このエントリーをはてなブックマークに追加 地域: 長浜市 東近江市 多賀町 2013年12月12日更新

 かつて、鬼と河童と共に日本三大妖怪と讃えられ、一世を風靡した天狗は、今、何処にいるのか。12月14日・15日に行われる彦根ゴーストツアーが契機となり、その残滓を探す「天狗残滓」の4回目はとりあえず最終回。今回は伝説や昔話に天狗の痕跡を探してみることにした。
 長浜市木之本町田部の観音堂に「天狗杉」と呼ばれる木がある。比叡山、石山寺、三井寺と県下には天狗杉が多くある。三井寺のそれは、相模坊というという僧が密教の修行をしていたとき一夜のうちに天狗となり、この老杉にしばらく住んでいたという。
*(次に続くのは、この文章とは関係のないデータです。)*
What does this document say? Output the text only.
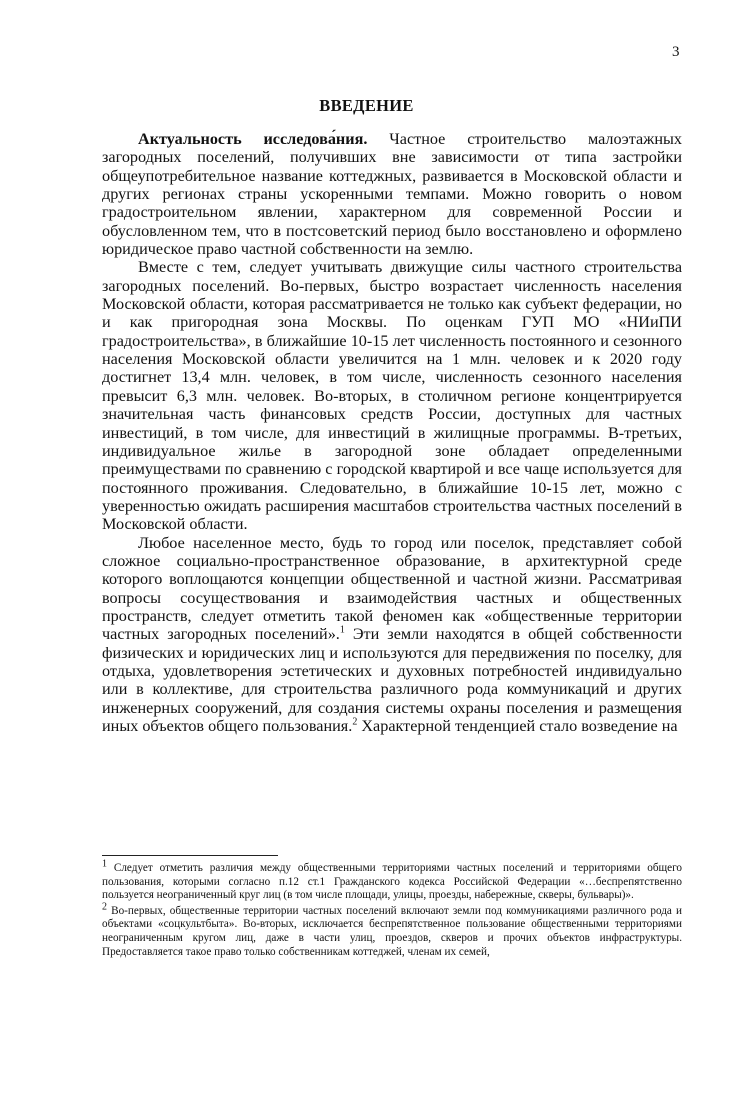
3
ВВЕДЕНИЕ

Актуальность исследова́ния. Частное строительство малоэтажных загородных поселений, получивших вне зависимости от типа застройки общеупотребительное название коттеджных, развивается в Московской области и других регионах страны ускоренными темпами. Можно говорить о новом градостроительном явлении, характерном для современной России и обусловленном тем, что в постсоветский период было восстановлено и оформлено юридическое право частной собственности на землю.

Вместе с тем, следует учитывать движущие силы частного строительства загородных поселений. Во-первых, быстро возрастает численность населения Московской области, которая рассматривается не только как субъект федерации, но и как пригородная зона Москвы. По оценкам ГУП МО «НИиПИ градостроительства», в ближайшие 10-15 лет численность постоянного и сезонного населения Московской области увеличится на 1 млн. человек и к 2020 году достигнет 13,4 млн. человек, в том числе, численность сезонного населения превысит 6,3 млн. человек. Во-вторых, в столичном регионе концентрируется значительная часть финансовых средств России, доступных для частных инвестиций, в том числе, для инвестиций в жилищные программы. В-третьих, индивидуальное жилье в загородной зоне обладает определенными преимуществами по сравнению с городской квартирой и все чаще используется для постоянного проживания. Следовательно, в ближайшие 10-15 лет, можно с уверенностью ожидать расширения масштабов строительства частных поселений в Московской области.

Любое населенное место, будь то город или поселок, представляет собой сложное социально-пространственное образование, в архитектурной среде которого воплощаются концепции общественной и частной жизни. Рассматривая вопросы сосуществования и взаимодействия частных и общественных пространств, следует отметить такой феномен как «общественные территории частных загородных поселений».$^1$ Эти земли находятся в общей собственности физических и юридических лиц и используются для передвижения по поселку, для отдыха, удовлетворения эстетических и духовных потребностей индивидуально или в коллективе, для строительства различного рода коммуникаций и других инженерных сооружений, для создания системы охраны поселения и размещения иных объектов общего пользования.$^2$ Характерной тенденцией стало возведение на

$^1$ Следует отметить различия между общественными территориями частных поселений и территориями общего пользования, которыми согласно п.12 ст.1 Гражданского кодекса Российской Федерации «…беспрепятственно пользуется неограниченный круг лиц (в том числе площади, улицы, проезды, набережные, скверы, бульвары)».

$^2$ Во-первых, общественные территории частных поселений включают земли под коммуникациями различного рода и объектами «соцкультбыта». Во-вторых, исключается беспрепятственное пользование общественными территориями неограниченным кругом лиц, даже в части улиц, проездов, скверов и прочих объектов инфраструктуры. Предоставляется такое право только собственникам коттеджей, членам их семей,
(『近江の伝説』)
 また、網谷の山奥の枝ぶりのよい松の木にも天狗の話が伝わる。(『きのもとのむかし話』)
 長浜市湖北町には「天狗にさらわれた子」「杉の鼻の天狗さん」の話がある。(『湖北町昔ばなし』)
 犬上郡多賀町南後谷には、今も天狗の岩と呼ばれる岩がある。山の柴を刈り燃料にしていた時代、そこには天狗がいるからと行くことを禁じられていたという。(『彦根妖怪図鑑』)
 愛知郡愛荘町東円堂には、東円堂城があったといわれ、釣瓶おとしや天狗が出没している。鼻の高い赤ら顔の天狗が、真照寺の欅にどこからともなく飛んできて村人に悪さをするという噂があったが、欅に降り立ち読経し麦播きを手伝ってくれる優しい天狗だったと物語は伝えている。また、東円堂城の東のはずれに巨大な榎があり、天狗の爪石が刺さっていたという。(『愛知川町の伝承・史話』)
 東近江市平尾町には、「平尾の天狗さん」という話が伝わっている。木村久右衛門という人が現れ、この人は一夜のうちに伊勢神宮に参拝し、翌朝には天照皇大神(てんしょうこうだいじん)のお札を受けて持ち帰り、財産家に配って回ったそうだ。(『昔ばなし 愛東町』)
 以上、思っていた数よりは少ないが、全国的にも有名な相模坊の存在を確認できたことは有意義だった。また、高島には「グヒンサン」という天狗がいるらしい。天狗残滓はまだまだ終わらないのである。